A year later, his running back teammate didn’t just knock his stats down. Reggie Bush took the Heisman away with his breakout 2005 season, but the school’s copy of the award was recently returned because of Bush’s involvement in the scandal that led to NCAA sanctions handed down in June.
Tim Tebow is the only former winner who fell short on two chances to win a second Heisman. In 2008, he was third in the voting by just 151 points behind Bradford who won with 1,726. He fell even further as a senior when he was a distant fifth behind Ingram.
Besides the upstart candidates from around the nation, Ingram will face a situation somewhat similar to the those encountered by White and Leinert. His running back mate Richardson generated considerable buzz with his 751-yard freshman season that was reminiscent of Ingram’s 2008 rookie campaign that netted 728 yards as a second-option to Glen Coffee.
When Coffee left early for the NFL, Ingram got the promotion that Richardson won’t ease into this fall.
Before painting Richardson as the reason why Ingram won’t win another Heisman, consider the role he played in last year’s. Having a backup who did more than babysit the running game when Ingram needed a breather can’t be ignored.
“We compete every single day,” Ingram said. “(Richardson) makes me better. I make him better. It’s just nothing but an advantage to our team just to have a 1-2 punch like that. Because when I’m in there, I’m fresh, he comes in, he’s fresh, we’re both making plays, both being explosive. It’s nothing but an advantage to our team.”

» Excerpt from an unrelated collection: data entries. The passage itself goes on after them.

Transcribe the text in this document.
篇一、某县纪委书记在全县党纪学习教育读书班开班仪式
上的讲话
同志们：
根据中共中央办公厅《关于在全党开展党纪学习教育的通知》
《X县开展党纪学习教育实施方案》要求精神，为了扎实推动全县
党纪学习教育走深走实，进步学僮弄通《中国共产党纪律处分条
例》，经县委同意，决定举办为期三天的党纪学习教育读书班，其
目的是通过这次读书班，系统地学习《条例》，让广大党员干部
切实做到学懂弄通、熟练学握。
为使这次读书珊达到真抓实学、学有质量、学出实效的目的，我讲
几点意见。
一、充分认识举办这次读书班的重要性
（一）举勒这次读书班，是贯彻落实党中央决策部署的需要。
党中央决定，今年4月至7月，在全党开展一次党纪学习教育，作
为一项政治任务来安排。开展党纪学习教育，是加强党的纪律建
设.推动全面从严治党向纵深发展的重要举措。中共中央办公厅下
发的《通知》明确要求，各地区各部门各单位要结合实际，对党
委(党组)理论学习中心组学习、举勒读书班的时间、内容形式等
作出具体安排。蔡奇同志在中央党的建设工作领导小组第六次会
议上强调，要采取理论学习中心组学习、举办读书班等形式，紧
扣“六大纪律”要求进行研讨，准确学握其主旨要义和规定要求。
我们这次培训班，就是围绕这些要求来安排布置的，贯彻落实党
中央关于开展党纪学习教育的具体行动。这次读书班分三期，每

“He pushes me, I push him. We both get better by it.”
By December, will Richardson be another Adrian Peterson or Reggie Bush? Possibly.
Will Terrell Pryor, Ryan Mallett or Jake Locker play the role of White and Howard? Perhaps.
Just can’t forget about the preseason wildcard. Just ask Ingram.
All he has to do is avoid all those obstacles, including the one Bradford encountered.
Succeed and Archie Griffin’s exclusive club gains a member.